La implicación de decir 'samupasthitam' (ha venido sobre) es que esta cobardía no ha surgido meramente en tus pensamientos y palabras; sino que también ha entrado en tus acciones. Te ha envuelto por completo, debido a lo cual has dejado tu arco y flechas y te has sentado en medio del carro.
'Anāryajuṣṭam' (Comentario p. 38.2) – Los sentimientos que surgen en los hombres sabios y nobles son solo para el propósito de su propio bienestar. Por lo tanto, en la segunda mitad del verso, el Señor primero usa el término anterior para decir que la cobardía que ha surgido en ti no es aceptada por los hombres nobles. La razón es que en esta cobardía tuya, no hay absolutamente ninguna consideración por tu propio bienestar. Los hombres nobles que desean el bienestar mantienen su bienestar como objetivo tanto en la acción como en la renuncia. La cobardía hacia su deber no surge en ellos. Cualquier deber que les llegue de acuerdo con las circunstancias, lo realizan por completo y con entusiasmo y diligencia con el propósito de alcanzar el bienestar. No se vuelven cobardes como tú y desisten de la guerra o de cualquier otro deber obligatorio. Por lo tanto, desistir del deber que ha llegado en forma de guerra no es conducente a tu bienestar.
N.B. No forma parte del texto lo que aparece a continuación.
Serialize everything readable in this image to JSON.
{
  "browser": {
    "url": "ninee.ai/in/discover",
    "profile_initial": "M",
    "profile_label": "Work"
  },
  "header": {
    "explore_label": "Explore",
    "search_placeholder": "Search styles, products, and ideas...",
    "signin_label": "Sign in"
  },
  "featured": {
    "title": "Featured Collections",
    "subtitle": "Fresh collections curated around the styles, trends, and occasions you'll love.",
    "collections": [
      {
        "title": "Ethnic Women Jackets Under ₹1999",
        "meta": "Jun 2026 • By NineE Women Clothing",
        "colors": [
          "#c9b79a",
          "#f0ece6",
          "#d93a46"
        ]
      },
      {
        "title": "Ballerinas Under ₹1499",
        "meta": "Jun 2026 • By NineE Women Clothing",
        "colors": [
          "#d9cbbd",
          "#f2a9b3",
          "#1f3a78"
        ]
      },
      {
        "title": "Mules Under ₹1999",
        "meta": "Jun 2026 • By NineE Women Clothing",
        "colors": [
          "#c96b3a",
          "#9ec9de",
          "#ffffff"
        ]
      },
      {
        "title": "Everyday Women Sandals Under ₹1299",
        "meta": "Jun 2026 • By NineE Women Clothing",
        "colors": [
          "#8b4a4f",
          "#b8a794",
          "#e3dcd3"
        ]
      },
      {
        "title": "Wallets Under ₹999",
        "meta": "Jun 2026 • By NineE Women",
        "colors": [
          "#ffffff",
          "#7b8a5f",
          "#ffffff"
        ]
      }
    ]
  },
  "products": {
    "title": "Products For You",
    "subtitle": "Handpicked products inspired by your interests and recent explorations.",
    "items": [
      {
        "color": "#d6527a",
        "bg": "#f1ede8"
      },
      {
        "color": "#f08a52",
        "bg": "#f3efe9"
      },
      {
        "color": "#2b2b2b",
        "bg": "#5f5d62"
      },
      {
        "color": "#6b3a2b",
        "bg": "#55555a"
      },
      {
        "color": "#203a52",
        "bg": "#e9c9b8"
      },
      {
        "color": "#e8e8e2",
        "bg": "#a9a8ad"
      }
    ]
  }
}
'Asvargyam' – Incluso si no se tiene en cuenta el asunto del bienestar y se mira desde una perspectiva mundana, el cielo es considerado el logro más elevado en el mundo. Pero esta cobardía tuya tampoco conduce al cielo, es decir, el resultado de desistir de la guerra por cobardía no puede ser la obtención del cielo.
'Akīrtikaram' – Incluso si la meta no es la obtención del cielo, un hombre considerado bueno realiza solo aquel trabajo que trae gloria en el mundo. Pero esta cobardía tuya tampoco otorga gloria (fama) en este mundo; por el contrario, trae infamia. Por lo tanto, la aparición de la cobardía en ti es completamente impropia.
Aquí, al dar la secuencia 'anāryajuṣṭam, asvargyam y akīrtikaram', el Señor ha indicado tres tipos de hombres: (1) Aquellos que son hombres reflexivos desean solo su propio bienestar. Su meta, su objetivo es únicamente el bienestar. (2) Aquellos que son hombres virtuosos desean la obtención del cielo a través de acciones rectas. Consideran solo el cielo como supremo y mantienen su obtención como su objetivo. (3) Aquellos que son hombres ordinarios respetan solo el mundo. Por lo tanto, desean su propia gloria en el mundo y consideran esa gloria como su única meta.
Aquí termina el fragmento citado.